El problema fundamental es que todo esto no queda únicamente en la esfera ideológica o de los grandes principios, sino que se traslada a la pervivencia y ahondamiento de una desigualdad que se ha visto exacerbada por una crisis cuya solución se plantea, gracias a esa pérdida de los valores democráticos, sólo mediante el aumento de la brecha entre las élites y los ciudadanos comunes.
Como ejemplo de políticas diseñadas y ejecutadas a favor exclusivamente de quienes detentan el poder económico, baste la intervención de Mariano Rajoy en Japón ofreciendo inversiones en España gracias a que “Tras las reformas recientemente acordadas, los costes laborales unitarios en España se comportan mucho mejor que en otros países de la Unión Europea” (Obsérvese el eufemismo “se comportan mucho mejor que” en lugar de “se han abaratado mucho más que…”)
Es lo que Stiglitz contempla como la conversión del principio “un hombre, un voto” en el principio “un dólar, un voto” (o un euro, un voto).
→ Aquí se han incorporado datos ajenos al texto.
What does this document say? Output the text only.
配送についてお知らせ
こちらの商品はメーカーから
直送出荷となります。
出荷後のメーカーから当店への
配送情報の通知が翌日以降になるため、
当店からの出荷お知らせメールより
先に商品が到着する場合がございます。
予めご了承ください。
O lo que es lo mismo, la realidad que resulta del abandono o manipulación de los principios realmente democráticos, que es la característica principal de este régimen posdemocrático al que se nos ha conducido, es que los políticos que dictan las reglas que han de regir las relaciones sociales y económicas, reciben su impulso, no de los votos individuales de todos y cada uno de los ciudadanos afectados por sus políticas, sino que lo reciben de unas estructuras elitistas para las que la mayor actividad productiva que existe es la de hacer “lobby” en beneficio de un mayor incremento de su riqueza.
No entraré en todos los componentes o síntomas que acreditan ese paso del estado democrático al estado posdemocrático (opacidad, corrupción, presiones económicas, manipulación de la opinión, reducción de la redistribución, restricción de la participación al momento electoral, etc.) porque, entiendo, que sólo se puede negar como una manifestación más de su propia existencia, pero sí terminaría haciendo mención a un artículo que ya en 1990 publicaba José Vidal-Beneyto (La posdemocracia en siete paradojas). En él, concluía.
“Hay, por lo contrario, que reivindicar los principios democráticos en su conjunto, para desde esa reivindicación explorar las vías y modos de construir, en y para la realidad de hoy, un sistema político, con el nombre de democracia o con otro nuevo, capaz de devolverles su plena vigencia operativa.”
Quizás ni siquiera haga falta construir un sistema político y lo único necesario sea derruir lo que impide el afloramiento de esos principios.